I've been talking to David Travallion for the last year or so on the phone (He corrected my pronunciation -I was pronouncing it "tre-va-llion" French style....it's Trey-VA ("a' like in day)-li-on - Cornwall style. He has helped me with some questions I had about Reilly's and about gun manufacturing in UK in the 1800's.
He is one of the most fascinating people to talk to. He is a true gunsmith having been trained at Purdey and working hands-on in every area of the field for 60 years but especially as a stock expert.

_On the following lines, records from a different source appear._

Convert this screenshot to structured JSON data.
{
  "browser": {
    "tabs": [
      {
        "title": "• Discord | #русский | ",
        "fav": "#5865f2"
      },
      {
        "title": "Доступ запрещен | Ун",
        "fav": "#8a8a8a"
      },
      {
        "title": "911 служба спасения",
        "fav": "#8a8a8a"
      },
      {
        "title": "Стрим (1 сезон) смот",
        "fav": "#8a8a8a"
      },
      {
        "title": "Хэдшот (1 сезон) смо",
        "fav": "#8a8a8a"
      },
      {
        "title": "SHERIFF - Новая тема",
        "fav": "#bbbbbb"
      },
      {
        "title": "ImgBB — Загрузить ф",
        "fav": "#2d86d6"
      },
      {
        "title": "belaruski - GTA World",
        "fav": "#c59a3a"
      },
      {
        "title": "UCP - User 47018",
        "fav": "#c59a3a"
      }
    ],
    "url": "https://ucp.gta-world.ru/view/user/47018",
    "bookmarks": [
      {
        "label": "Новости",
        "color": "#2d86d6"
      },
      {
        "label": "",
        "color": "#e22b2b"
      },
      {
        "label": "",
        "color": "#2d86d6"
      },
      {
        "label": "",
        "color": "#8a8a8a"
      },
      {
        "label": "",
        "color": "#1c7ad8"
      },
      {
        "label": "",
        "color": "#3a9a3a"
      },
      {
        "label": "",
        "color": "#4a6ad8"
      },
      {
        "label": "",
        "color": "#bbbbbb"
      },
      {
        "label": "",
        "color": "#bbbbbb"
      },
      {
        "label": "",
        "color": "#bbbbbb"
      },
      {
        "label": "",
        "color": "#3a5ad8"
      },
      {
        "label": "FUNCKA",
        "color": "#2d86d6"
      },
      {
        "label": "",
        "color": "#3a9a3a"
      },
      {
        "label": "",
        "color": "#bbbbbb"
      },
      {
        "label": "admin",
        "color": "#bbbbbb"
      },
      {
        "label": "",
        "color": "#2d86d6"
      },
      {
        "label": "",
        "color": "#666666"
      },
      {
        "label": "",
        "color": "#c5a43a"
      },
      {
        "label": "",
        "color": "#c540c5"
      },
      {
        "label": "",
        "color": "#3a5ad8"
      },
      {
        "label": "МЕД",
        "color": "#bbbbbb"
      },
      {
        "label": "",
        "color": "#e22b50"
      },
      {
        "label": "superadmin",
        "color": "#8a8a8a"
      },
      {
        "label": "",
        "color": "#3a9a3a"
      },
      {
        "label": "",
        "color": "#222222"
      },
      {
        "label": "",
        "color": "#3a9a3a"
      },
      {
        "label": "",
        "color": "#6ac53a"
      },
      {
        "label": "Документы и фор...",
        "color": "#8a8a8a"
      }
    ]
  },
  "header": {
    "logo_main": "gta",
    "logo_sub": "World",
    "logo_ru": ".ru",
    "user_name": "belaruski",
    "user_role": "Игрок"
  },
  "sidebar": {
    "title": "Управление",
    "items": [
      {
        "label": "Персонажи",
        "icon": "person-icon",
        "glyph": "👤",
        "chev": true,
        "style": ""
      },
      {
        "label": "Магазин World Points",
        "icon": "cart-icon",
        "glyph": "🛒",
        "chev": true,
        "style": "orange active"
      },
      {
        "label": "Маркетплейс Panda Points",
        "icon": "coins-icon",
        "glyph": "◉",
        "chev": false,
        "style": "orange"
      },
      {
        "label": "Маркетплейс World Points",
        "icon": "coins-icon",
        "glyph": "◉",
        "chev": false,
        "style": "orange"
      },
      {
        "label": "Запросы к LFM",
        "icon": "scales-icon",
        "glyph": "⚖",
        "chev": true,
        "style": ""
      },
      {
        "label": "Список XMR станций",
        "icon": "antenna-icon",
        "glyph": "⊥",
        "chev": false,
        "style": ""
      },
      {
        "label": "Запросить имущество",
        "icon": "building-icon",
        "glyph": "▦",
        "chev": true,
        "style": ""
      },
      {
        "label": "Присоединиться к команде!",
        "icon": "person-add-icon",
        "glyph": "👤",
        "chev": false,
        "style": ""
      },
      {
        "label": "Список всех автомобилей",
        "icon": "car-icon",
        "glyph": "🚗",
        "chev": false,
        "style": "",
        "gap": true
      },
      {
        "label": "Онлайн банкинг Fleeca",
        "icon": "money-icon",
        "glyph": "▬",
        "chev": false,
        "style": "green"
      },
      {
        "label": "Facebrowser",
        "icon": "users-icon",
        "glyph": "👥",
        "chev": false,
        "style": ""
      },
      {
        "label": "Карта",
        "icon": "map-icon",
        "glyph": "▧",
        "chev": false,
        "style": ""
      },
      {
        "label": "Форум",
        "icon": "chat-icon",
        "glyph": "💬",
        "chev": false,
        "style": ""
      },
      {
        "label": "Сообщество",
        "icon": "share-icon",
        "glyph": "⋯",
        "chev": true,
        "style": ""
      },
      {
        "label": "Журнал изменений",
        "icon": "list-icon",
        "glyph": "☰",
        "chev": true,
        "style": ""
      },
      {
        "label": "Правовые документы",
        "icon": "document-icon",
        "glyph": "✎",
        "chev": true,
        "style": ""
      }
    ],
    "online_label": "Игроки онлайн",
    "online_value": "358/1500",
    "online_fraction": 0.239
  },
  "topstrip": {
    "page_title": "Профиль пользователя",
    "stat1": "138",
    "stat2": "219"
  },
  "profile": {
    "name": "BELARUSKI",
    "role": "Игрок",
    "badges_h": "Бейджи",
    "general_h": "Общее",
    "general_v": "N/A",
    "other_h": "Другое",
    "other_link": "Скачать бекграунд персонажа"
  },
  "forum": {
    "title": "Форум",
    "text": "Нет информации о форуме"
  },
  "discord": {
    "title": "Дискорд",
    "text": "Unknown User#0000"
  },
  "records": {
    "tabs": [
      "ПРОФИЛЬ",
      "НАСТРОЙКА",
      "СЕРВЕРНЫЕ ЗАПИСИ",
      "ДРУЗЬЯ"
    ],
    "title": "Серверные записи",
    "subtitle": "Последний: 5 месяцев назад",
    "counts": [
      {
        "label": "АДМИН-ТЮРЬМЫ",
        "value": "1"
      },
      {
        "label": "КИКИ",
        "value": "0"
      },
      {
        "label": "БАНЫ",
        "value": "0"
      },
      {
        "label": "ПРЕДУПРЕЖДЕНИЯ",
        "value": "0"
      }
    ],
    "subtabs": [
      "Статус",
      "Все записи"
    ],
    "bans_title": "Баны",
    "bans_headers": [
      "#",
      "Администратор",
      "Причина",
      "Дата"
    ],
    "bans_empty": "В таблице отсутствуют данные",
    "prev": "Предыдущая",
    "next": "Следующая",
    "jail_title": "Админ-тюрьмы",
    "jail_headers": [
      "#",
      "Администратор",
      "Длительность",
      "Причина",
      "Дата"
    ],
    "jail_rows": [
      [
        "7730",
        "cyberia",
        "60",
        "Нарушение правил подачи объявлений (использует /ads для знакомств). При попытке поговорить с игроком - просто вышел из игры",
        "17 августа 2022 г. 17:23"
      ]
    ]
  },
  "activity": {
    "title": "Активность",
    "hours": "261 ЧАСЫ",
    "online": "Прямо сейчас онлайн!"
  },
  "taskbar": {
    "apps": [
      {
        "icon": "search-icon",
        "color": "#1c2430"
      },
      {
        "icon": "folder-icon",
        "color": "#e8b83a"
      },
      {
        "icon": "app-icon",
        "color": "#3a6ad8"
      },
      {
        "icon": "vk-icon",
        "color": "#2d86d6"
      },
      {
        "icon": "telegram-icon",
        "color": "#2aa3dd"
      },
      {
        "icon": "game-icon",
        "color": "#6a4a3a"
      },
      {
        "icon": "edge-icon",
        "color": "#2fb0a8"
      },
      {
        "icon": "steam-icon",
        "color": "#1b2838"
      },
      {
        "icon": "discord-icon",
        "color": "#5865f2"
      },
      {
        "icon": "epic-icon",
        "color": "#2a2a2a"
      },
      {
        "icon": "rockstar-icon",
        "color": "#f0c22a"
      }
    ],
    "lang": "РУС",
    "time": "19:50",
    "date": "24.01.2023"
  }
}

As far as I understand his background, his father was WWII veteran - I think a mechanic. He stated off with Purdey when he was about 13 or 14, cranking a foot pump lathe in the 1950's. In about 1964 he was asked by a con-man to come to Chicago to work on guns...set up on his own in Indianapolis where he did everything - but especially working on Parkers (which is said is not easy). In the 1970's-90's he trained disabled Vietnam veterans in gunsmithing. Sometime in the 1980's he wound up in Maine where he was the gunsmith for President George Bush 41.
He has a pile of Purdey tools and memorabilia - including the porcelyn toilet pull handle (used by everybody who came to Purdey in the 20's and 40's including Eisenhower, King George VII, etc). Purdey's was where Eisenhower planned the Normandy invasion.
He knows everybody in the gun world all over the world and is still active writing articles (most recent is a article on the Parker reproduction guns) and he has one ready to go on a Navy Colt used by James Pym, CMH winner at the Little Big Horn - Pym was a Brit.
https://shootingsportsman.com/parkerrepro/He doesn't get around as well as he used to but a conversation is always instructive. I keep a notebook by me just to jot down the names he mentions. I don't think he suffers fools gladly, and is not impressed by pretentiousness and pettifoggery.
Glad to see he can still get on the web.